Wednesday 18 August 2010

Insulation

Insulation from the natural world is unnatural.

I look round my house for a wall I can’t see daylight through. Not that it matters, since a few feet higher up there is a gap the whole way round large enough for any bird, snake or modest-sized rodent to sashay through, wherever the roof meets the walls. And anything can climb in through the roof thatch too. Our friend Edgar told us a story of dashing out of a friend’s home for a leak at midnight and being bolted out of an ité-roofed house. He was dressed only in a sheet. A little the worse for liquor, he decided to climb through the ité. Halfway through the solemn drunken care of his manoeuvrings he fell abruptly and got perfectly jammed, like Pooh plugged into Rabbit’s front door. I cannot but smile at the thought of his stout dignified personage, neatly clipped moustache, smartly tucked toga, bulging from the absorbent twiglet thatch like a candle from a cake.

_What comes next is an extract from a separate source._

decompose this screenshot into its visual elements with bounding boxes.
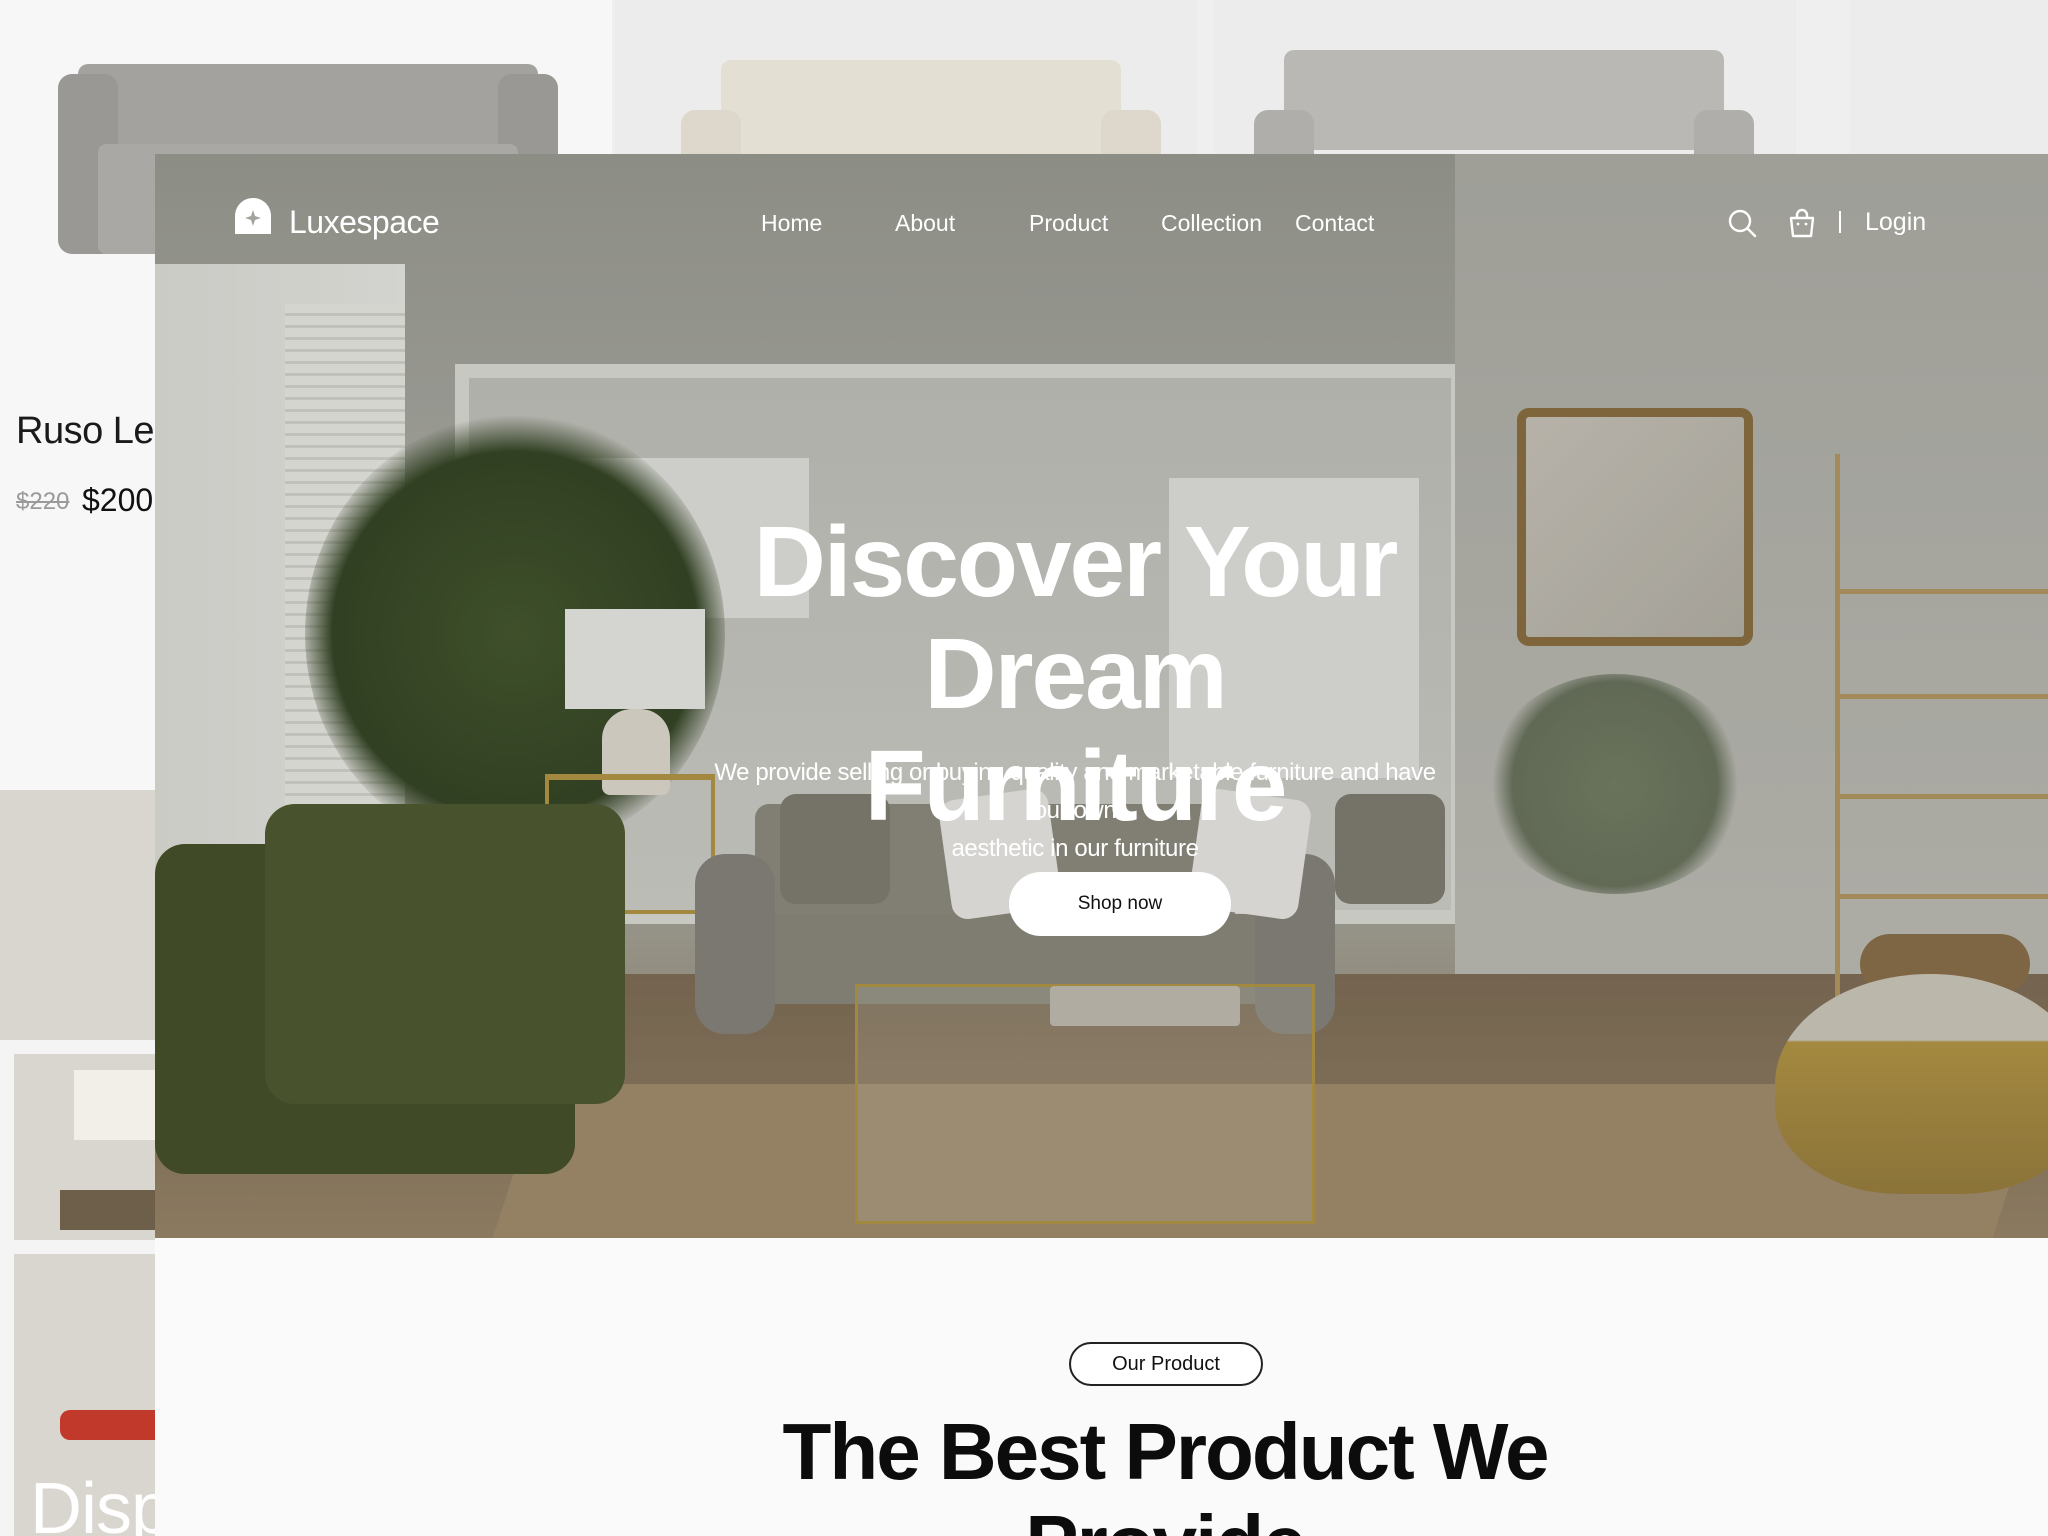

Artificial insulation makes sense for warmth. We love hermetic sealing, sometimes for good reasons and sometimes for bad. But perfect insulation leaves us unable to breathe. We become like Jill Masterson in Goldfinger, one of the shortest tenures of any Bond girl. She is painted all over in gold, which suffocates her because her skin can’t breathe. Is it a coincidence that here in the land of unsealing ceilings, I’ve never seen a child with eczema?

I tape up all my food boxes to keep the cockroaches out, but that’s unnatural too. Cockroaches remind us that we are part of the food chain. Funny, how outraged people are to be eaten by lions when in the end they will be thoroughly munched by the much humbler earthworm. I guess it’s the patience of the worm that reconciles us. Tibetan sky burial is the final refusal of insulation; welcoming the humility of death by being chopped into pieces and set out for the vultures. Cremation is the other end of the spectrum, thumbing the nose at death’s ravaging worms. But perhaps insulation is one of the reasons we city-dwellers have so lost our humility in the face of nature. It has given us delusions of control.

I know when I return to Britain I will struggle with the fact that I can’t hear the weather. That when I open the shutters there is no breeze because the window frames are full of glass, not air. That I can live in t-shirts whatever the season because every building has an artificial climate. I wonder when we’ll admit that climate control in our houses and cars implicates us in climate change in our oceans and weather? Nevertheless, I still yearn for it sometimes. A solid wall with no micro-views between the bricks. Food containers that contain only dead ingredients. Insulation in all its forms to keep the encroaching predators at bay.